Philosopher Ágnes Heller, full member of the MTA passes away

Ágnes Heller (1929–2019)

Philosopher Ágnes Heller, full member of the MTA unexpectedly passed away at the age of 91 on 19 July.

Ágnes Heller was born in Budapest in 1929. During World War 2, stricter and stricter anti-Semitic laws made life for her and her family all but unbearable, but Ágnes Heller managed to escape deportation.

After the war, she studied Hungarian grammar and literature as well as philosophy at a Budapest university. She obtained her degree in 1951. In 1955, she received her doctorate in philosophy, and in 1967 she gained her doctoral degree in philosophy (equivalent to a PhD). In 1958, she was summarily dismissed from the university owing to her role in the 1956 revolution. She taught at a secondary grammar school for the next five years while her writings could not be published anywhere.
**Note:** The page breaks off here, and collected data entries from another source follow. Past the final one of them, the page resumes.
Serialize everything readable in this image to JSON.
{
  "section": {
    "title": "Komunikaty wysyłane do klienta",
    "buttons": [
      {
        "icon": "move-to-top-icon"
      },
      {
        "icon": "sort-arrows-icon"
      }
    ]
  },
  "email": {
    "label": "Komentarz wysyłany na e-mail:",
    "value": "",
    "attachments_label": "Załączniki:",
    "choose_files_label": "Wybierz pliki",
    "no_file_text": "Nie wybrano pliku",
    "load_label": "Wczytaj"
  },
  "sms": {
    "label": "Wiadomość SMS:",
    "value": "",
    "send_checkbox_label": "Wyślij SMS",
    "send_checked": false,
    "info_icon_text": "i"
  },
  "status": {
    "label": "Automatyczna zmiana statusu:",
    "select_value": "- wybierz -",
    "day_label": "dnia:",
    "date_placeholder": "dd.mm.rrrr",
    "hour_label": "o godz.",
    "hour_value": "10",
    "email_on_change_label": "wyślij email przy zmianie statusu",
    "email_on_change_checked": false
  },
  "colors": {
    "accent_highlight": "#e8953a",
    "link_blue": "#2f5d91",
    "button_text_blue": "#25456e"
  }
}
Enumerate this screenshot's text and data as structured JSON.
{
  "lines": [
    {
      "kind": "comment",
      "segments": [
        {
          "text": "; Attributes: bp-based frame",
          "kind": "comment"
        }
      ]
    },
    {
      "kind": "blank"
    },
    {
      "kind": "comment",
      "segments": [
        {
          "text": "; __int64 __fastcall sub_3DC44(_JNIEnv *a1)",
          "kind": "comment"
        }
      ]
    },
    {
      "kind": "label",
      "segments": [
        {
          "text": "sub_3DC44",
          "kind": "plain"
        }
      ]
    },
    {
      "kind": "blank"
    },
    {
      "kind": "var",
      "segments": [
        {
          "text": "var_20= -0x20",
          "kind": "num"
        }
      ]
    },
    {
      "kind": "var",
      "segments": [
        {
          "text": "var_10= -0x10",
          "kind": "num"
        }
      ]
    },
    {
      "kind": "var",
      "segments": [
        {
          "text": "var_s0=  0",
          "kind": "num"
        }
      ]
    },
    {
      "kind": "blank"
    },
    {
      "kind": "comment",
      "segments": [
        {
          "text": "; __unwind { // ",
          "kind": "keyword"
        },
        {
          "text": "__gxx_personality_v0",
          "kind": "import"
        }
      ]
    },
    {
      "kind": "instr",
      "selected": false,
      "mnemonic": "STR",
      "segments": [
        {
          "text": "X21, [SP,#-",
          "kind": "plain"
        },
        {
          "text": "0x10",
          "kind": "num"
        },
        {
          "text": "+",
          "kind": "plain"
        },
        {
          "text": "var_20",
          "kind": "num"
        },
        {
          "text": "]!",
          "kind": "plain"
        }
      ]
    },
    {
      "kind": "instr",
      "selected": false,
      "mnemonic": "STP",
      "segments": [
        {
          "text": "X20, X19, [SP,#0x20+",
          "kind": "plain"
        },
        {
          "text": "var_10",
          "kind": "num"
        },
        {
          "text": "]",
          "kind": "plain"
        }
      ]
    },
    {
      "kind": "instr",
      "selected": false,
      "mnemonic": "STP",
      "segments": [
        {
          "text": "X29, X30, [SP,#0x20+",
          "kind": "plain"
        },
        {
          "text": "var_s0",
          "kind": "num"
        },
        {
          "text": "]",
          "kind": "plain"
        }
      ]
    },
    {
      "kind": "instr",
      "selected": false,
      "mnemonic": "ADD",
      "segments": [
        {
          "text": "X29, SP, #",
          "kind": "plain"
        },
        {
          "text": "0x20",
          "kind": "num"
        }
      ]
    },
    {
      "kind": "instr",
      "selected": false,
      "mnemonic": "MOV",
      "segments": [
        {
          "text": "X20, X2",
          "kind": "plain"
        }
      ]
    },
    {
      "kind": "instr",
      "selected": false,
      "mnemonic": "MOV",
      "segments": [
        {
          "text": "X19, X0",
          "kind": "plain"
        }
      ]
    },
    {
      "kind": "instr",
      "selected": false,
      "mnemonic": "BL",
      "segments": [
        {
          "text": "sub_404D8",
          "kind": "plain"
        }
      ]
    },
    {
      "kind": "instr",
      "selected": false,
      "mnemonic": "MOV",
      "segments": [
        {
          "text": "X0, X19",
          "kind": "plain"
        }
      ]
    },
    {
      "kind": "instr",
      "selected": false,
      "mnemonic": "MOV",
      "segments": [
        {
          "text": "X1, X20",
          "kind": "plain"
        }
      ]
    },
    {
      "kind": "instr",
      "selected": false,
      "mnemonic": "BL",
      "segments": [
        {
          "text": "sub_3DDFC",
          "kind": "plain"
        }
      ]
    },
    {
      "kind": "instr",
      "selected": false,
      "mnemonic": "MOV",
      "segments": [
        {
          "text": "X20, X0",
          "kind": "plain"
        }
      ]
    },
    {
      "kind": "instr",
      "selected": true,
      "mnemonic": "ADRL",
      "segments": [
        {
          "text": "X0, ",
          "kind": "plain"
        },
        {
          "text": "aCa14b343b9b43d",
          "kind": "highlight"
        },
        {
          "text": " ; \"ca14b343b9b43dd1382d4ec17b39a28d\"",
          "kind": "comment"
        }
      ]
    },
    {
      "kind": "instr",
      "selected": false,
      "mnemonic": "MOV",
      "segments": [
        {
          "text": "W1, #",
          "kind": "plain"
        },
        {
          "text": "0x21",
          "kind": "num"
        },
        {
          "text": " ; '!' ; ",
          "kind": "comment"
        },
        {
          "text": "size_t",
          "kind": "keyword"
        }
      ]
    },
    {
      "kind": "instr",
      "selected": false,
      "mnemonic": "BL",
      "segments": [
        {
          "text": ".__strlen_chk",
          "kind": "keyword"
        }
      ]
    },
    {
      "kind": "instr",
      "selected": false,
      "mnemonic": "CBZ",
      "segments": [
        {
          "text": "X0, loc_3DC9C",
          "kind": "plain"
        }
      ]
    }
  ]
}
From 1963 on, she studied philosophy as a member of the Sociology Research group of the MTA. In 1968, she signed the petition against the invasion of Czechoslovakia, for which she was yet again reprimanded. In a 1973 resolution, the Political Committee of the Hungarian Socialist Workers’ Party (MSZMP) declared Ágnes Heller’s views anti-Marxist. In the following four years, being “politically unemployable” she made a living by translating materials.

In 1977, she left Hungary together with her second husband philosopher Ferenc Fehér. At first, she taught at La Trobe University, Melbourne, and from 1986 on she became a professor at the New School for Social Research in New York. She returned to Hungary in 1989, and from 1995 she taught at the Philosophy Department of the Szeged University (JATE) and the Aesthetics Department of ELTE, Budapest, while she also held courses in New York. Although she retired in 1999, she continued teaching from 2010 as a professor emeritus at the Aesthetics Department of ELTE. She was elected a corresponding member of the Hungarian Academy of Sciences in 1990, and she became a full member in 1995.

Ágnes Heller’s main field of interest was ethics and the philosophy of history. At the beginning of her career, her thoughts were characterized by Marxism and belonged to the new left wing. Later she analyzed ethics and the modern world from a postmodern perspective, offering new approaches to solve important problems of social theory.

She was awarded, among others, the Lessing and the Széchenyi Award, as well as the Goethe Plaque.

Both the Hungarian Academy of Sciences and the city of Budapest have declared their honour for Ágnes Heller.